The woman grabbed her cane, pulled her cart, and slowly left the cafe. She paused, rested a wrinkled hand on the glass by the sandwiches, and then continued walking away.
Buy. Her. A. Bowl. Of. Soup.
I looked up, moved back to the ordering line, and they called my order number. I could see her walking further and further away from the cafe, and I began to walk after her.
And then I stopped.
I stopped, and I picked up my focaccia, and I threw half of it away twenty minutes later because the tomatoes weren’t ripe and there was too much fennel. And because every bite tasted a bit more bitter than the last, like Edmund’s Turkish delight.

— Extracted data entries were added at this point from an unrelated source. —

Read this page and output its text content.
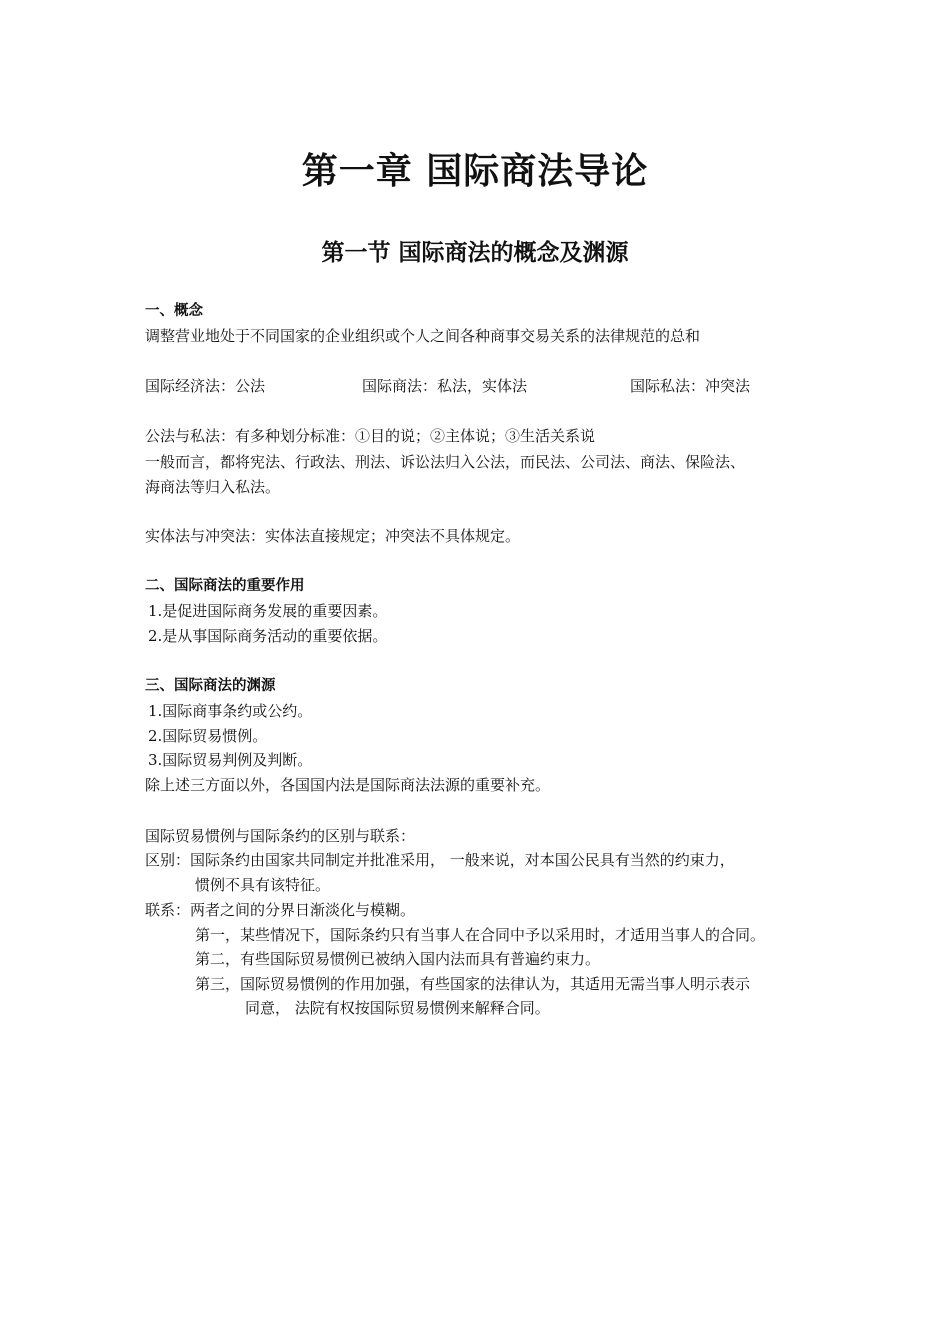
第一章 国际商法导论
第一节 国际商法的概念及渊源
一、概念
调整营业地处于不同国家的企业组织或个人之间各种商事交易关系的法律规范的总和
国际经济法：公法	国际商法：私法，实体法	国际私法：冲突法
公法与私法：有多种划分标准：①目的说；②主体说；③生活关系说
一般而言，都将宪法、行政法、刑法、诉讼法归入公法，而民法、公司法、商法、保险法、
海商法等归入私法。
实体法与冲突法：实体法直接规定；冲突法不具体规定。
二、国际商法的重要作用
1.是促进国际商务发展的重要因素。
2.是从事国际商务活动的重要依据。
三、国际商法的渊源
1.国际商事条约或公约。
2.国际贸易惯例。
3.国际贸易判例及判断。
除上述三方面以外，各国国内法是国际商法法源的重要补充。
国际贸易惯例与国际条约的区别与联系：
区别：国际条约由国家共同制定并批准采用， 一般来说，对本国公民具有当然的约束力，
惯例不具有该特征。
联系：两者之间的分界日渐淡化与模糊。
第一，某些情况下，国际条约只有当事人在合同中予以采用时，才适用当事人的合同。
第二，有些国际贸易惯例已被纳入国内法而具有普遍约束力。
第三，国际贸易惯例的作用加强，有些国家的法律认为，其适用无需当事人明示表示
同意， 法院有权按国际贸易惯例来解释合同。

Maybe she really wasn’t homeless. Maybe she’s just a confused older woman who likes wearing sandles in winter. Maybe it was a scam.
But what I did was worse than not noticing.
And then I decided I didn’t care enough.
That’s worse than not seeing it at all.
It’s easy for me to love when love means donating money with a few clicks, a PayPal button and a reminder to balance my checkbook. When love means interacting with someone, respecting their dignity with the courtesy of a conversation, and setting my all-important Self and Goals aside for a minute to shut up and listen, it becomes much harder.
I can’t help every person I see. And I might get scammed along the way. But God help me if I ever ignore my conscience telling me to act again.